La première année, durant l'hiver 2009-2010, les conditions météorologiques particulièrement défavorables (fortes précipitations neigeuses en fin de nuit) ont conduit à un gigantesque blocage de la ville durant plusieurs heures et à un fort mécontentement de la population. « Le constat a été fait que pour tenir notre engagement et permettre l'acceptation des changements de pratiques, il fallait oeuvrer dans le sens d'une plus grande implication des élus et des services techniques de la Ville dans le projet, développer en parallèle une information en direction de l'agglomération, et élaborer une action de communication plus forte et mieux ciblée vers les citoyens », explique Yann Orémus, chargé de mission développement durable de la Ville. C'est dans ce contexte qu'un séminaire « Pour une viabilité hivernale durable » a été organisé fin 2010 par la Ville en partenariat avec l'Association des maires de Haute-Savoie et la communauté de communes Faucigny-Glières, située à proximité de l'agglomération d'Annemasse. Il a permis de réunir des représentants de 70 communes, de dresser un état des lieux des connaissances et des pratiques actuelles, de mettre en avant les démarches les plus à même d'évaluer l'impact du salage et de communiquer efficacement auprès de la population. À l'issue de ce séminaire, plusieurs collectivités (Annemasse, Annecy, Megève, Thonon-les-Bains, communauté de communes Faucigny-Glières), ainsi que l'Association des maires de Haute-Savoie ont signé une déclaration d'engagement des collectivités locales « pour une viabilité hivernale durable et une réduction des épandages de sel ».

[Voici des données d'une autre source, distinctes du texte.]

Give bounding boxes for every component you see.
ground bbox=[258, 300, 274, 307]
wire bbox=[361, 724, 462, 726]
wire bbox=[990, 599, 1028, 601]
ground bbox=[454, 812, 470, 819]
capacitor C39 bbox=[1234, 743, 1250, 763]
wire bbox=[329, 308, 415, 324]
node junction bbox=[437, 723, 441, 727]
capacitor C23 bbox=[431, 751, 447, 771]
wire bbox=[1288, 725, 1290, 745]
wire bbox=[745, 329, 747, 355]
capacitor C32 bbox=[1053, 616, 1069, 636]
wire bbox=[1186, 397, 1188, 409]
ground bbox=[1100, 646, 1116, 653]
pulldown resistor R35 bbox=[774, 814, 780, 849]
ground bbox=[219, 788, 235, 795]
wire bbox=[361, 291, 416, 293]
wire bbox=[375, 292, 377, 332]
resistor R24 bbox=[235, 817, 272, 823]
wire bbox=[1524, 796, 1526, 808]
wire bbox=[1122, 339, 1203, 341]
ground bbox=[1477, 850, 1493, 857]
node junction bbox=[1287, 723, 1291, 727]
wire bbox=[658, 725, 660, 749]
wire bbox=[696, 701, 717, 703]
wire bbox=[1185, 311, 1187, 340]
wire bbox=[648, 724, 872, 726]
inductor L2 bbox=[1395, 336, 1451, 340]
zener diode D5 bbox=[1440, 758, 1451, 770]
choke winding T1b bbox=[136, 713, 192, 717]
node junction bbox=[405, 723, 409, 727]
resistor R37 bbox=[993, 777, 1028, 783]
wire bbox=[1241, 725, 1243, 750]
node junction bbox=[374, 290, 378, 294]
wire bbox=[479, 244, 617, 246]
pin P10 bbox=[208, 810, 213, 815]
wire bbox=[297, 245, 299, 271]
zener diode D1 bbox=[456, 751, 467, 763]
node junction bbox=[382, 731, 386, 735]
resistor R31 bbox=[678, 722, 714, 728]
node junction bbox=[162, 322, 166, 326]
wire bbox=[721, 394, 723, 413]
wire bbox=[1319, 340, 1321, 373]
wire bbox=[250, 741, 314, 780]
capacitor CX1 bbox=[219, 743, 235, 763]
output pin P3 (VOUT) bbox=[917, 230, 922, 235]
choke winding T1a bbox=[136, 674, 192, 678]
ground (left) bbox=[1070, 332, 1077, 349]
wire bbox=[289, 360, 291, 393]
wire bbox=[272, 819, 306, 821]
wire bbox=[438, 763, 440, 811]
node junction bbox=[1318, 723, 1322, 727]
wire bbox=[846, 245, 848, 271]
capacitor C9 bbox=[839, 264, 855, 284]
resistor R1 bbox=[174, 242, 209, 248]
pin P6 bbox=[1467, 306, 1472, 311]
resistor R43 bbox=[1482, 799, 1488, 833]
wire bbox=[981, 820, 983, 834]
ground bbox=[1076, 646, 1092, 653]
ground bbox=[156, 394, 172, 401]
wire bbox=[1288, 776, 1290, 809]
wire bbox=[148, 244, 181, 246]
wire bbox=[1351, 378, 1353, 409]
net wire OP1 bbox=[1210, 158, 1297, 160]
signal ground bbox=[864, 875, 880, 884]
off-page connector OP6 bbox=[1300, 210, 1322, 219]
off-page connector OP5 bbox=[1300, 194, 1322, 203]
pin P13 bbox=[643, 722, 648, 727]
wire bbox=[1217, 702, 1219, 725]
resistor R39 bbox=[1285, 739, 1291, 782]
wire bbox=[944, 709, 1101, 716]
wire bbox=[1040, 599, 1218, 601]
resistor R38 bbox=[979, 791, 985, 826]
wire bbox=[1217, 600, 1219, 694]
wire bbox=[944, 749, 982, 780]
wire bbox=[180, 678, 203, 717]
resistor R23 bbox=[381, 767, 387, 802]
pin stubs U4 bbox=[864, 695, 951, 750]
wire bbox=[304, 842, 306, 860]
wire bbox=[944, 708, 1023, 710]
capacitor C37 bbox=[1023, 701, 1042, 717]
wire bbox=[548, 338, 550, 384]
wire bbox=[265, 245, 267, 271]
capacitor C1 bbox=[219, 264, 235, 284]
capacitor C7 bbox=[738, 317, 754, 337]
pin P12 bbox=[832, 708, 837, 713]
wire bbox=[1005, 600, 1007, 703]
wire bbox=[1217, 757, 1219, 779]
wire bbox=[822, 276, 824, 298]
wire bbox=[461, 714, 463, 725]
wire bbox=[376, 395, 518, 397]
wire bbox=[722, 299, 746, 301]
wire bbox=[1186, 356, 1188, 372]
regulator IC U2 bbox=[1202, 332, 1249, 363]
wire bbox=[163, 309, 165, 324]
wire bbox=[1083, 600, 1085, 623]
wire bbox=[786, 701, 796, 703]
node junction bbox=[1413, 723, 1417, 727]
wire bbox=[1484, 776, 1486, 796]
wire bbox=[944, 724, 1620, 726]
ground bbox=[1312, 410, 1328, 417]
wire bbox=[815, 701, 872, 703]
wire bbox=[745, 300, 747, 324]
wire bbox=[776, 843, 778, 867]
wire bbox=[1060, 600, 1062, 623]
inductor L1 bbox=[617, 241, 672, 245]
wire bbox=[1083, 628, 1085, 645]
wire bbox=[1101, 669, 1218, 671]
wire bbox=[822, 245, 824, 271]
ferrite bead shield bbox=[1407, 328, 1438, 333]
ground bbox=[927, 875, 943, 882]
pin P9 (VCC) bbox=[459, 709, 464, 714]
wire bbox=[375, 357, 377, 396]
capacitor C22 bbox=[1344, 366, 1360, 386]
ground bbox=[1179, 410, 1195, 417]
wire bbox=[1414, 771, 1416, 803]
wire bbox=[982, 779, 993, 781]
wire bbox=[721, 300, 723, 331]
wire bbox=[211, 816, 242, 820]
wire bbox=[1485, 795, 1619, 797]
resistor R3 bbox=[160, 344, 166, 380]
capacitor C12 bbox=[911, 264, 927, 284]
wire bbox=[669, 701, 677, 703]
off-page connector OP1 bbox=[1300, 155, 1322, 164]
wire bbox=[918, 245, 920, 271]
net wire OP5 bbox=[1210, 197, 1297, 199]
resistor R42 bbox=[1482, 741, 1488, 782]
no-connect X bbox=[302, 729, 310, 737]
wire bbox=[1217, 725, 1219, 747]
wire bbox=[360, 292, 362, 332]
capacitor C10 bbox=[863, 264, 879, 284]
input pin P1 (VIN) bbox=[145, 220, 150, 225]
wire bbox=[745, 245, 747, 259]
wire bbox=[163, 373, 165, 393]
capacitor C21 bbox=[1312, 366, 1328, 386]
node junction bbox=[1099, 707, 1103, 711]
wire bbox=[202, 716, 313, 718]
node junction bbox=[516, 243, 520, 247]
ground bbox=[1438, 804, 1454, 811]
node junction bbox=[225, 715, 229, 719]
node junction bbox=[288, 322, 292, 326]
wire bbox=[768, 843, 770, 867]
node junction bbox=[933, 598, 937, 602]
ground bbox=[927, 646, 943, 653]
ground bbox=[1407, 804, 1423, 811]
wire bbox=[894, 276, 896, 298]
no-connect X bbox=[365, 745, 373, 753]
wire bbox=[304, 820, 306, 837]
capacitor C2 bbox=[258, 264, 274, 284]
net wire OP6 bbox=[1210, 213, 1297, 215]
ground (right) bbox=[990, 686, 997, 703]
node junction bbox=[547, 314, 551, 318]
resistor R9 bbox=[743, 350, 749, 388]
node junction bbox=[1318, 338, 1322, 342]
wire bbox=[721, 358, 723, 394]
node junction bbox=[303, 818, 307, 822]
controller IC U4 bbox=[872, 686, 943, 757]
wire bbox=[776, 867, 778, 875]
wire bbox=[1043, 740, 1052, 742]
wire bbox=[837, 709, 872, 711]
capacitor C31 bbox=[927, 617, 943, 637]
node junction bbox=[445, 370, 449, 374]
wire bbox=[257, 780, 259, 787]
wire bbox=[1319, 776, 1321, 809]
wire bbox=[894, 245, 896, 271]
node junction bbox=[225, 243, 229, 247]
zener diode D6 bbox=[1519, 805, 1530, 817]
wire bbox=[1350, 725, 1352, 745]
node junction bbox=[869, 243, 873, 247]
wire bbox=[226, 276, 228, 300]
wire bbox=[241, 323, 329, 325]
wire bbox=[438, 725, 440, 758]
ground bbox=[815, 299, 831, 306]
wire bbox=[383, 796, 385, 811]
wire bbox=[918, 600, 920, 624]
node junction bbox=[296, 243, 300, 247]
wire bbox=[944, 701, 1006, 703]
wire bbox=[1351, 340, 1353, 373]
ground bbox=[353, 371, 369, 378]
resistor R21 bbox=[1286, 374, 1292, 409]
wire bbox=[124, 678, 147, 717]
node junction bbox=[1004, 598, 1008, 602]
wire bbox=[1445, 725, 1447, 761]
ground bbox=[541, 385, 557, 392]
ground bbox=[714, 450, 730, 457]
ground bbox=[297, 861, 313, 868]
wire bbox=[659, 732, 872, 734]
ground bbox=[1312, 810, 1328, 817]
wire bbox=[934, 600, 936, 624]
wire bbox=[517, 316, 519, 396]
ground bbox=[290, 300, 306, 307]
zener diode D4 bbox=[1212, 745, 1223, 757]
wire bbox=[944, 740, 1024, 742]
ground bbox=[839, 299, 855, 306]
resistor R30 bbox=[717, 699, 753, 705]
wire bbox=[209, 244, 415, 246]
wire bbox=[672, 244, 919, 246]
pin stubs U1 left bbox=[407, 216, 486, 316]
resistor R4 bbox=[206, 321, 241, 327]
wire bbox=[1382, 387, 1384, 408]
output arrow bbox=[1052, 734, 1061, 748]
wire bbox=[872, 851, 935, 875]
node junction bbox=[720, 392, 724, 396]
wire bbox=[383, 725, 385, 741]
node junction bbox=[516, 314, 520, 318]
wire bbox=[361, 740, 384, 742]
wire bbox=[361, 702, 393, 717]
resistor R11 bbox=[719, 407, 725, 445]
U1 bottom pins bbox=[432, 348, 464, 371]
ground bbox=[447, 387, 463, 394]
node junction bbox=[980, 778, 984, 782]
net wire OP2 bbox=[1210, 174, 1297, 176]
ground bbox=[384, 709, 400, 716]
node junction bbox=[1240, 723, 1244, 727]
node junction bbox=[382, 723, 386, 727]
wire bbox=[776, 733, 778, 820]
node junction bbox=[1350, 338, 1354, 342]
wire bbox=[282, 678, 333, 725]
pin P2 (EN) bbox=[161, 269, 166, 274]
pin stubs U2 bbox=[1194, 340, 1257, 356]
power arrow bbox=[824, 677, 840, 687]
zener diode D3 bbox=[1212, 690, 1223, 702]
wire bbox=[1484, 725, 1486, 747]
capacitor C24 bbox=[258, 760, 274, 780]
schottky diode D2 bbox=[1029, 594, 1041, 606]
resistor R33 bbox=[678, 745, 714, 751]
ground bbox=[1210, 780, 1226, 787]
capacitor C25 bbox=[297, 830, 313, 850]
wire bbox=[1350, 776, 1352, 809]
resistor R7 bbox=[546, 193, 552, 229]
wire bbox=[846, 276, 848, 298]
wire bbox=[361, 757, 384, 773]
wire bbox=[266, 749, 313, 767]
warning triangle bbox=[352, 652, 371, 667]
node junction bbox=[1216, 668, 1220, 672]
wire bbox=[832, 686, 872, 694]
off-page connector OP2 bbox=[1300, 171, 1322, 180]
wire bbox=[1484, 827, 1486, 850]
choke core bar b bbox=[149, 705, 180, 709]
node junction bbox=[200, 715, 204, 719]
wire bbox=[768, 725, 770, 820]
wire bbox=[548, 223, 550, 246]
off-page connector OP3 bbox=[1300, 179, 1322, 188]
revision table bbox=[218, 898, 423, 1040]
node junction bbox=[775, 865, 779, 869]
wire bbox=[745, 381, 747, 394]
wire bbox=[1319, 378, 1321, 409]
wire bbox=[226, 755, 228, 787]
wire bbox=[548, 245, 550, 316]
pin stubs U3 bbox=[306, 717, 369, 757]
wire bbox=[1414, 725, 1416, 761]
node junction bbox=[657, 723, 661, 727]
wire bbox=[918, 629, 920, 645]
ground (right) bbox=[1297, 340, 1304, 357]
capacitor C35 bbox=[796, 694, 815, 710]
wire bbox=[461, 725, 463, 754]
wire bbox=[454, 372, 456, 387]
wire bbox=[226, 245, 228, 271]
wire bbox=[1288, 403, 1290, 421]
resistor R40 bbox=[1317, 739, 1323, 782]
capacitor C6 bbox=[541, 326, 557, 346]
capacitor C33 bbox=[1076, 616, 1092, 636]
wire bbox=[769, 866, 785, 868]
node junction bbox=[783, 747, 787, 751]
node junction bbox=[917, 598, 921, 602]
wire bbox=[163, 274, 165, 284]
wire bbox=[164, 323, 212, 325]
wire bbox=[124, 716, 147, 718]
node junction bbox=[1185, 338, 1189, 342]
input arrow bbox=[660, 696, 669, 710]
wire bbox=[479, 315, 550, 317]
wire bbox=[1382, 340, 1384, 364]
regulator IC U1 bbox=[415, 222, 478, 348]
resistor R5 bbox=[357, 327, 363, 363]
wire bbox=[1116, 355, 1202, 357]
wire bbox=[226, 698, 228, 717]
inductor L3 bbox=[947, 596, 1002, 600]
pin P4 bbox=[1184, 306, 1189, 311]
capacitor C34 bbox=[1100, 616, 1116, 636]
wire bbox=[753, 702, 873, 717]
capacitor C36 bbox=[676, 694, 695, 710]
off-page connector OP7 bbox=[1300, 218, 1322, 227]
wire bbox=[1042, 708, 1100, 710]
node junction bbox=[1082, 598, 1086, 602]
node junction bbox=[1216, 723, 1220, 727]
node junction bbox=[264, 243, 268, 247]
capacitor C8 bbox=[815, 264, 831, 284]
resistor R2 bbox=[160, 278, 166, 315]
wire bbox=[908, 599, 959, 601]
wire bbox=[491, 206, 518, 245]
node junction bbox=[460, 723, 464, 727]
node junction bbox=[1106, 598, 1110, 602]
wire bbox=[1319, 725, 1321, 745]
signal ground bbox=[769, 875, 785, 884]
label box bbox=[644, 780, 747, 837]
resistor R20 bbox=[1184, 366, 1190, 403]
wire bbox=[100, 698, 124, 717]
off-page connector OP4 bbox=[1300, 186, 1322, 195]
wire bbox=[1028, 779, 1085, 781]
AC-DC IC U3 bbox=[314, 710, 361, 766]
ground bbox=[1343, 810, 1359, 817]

Durant l'année 2011, Annemasse a retravaillé le plan de déneigement de la commune et la décision de ne saler que la moitié du linéaire de voirie a été entérinée. Les routes de pente supérieure à 5 % ne sont pas salées pour limiter les risques de ruissellement. Des itinéraires prioritaires salés « en tant que de besoin » ont été définis, dont les itinéraires de bus. Le salage de certains espaces piétons a été prévu.
En parallèle, plusieurs actions ont été menées en direction de la population : la création d'une page Internet dédiée à la viabilité hivernale durable, la pose d'affiches aux entrées de la ville informant les automobilistes des démarches engagées, et la diffusion via le journal municipal et les présentoirs de brochures d'un dépliant « Vivre la ville sous la neige ! Moins de sel, préservons l'essentiel ». Cette plaquette rappelle les engagements de la commune, les effets néfastes des sels de déneigement, le plan de viabilité hivernale associé à une carte permettant de visualiser les voies déneigées avec ou sans salage et les voies non déneigées. En outre, elle souligne le fait qu'il est normal que la circulation routière soit perturbée en période d'épisodes de neige ou de verglas, et qu'il appartient à chacun de s'équiper en conséquence et d'adapter son comportement pendant ces événements. Une évidence que nombre de citoyens ont tendance à oublier...
Yaël Haddad
(*) Conseil d'architecture, d'urbanisme et de l'environnement.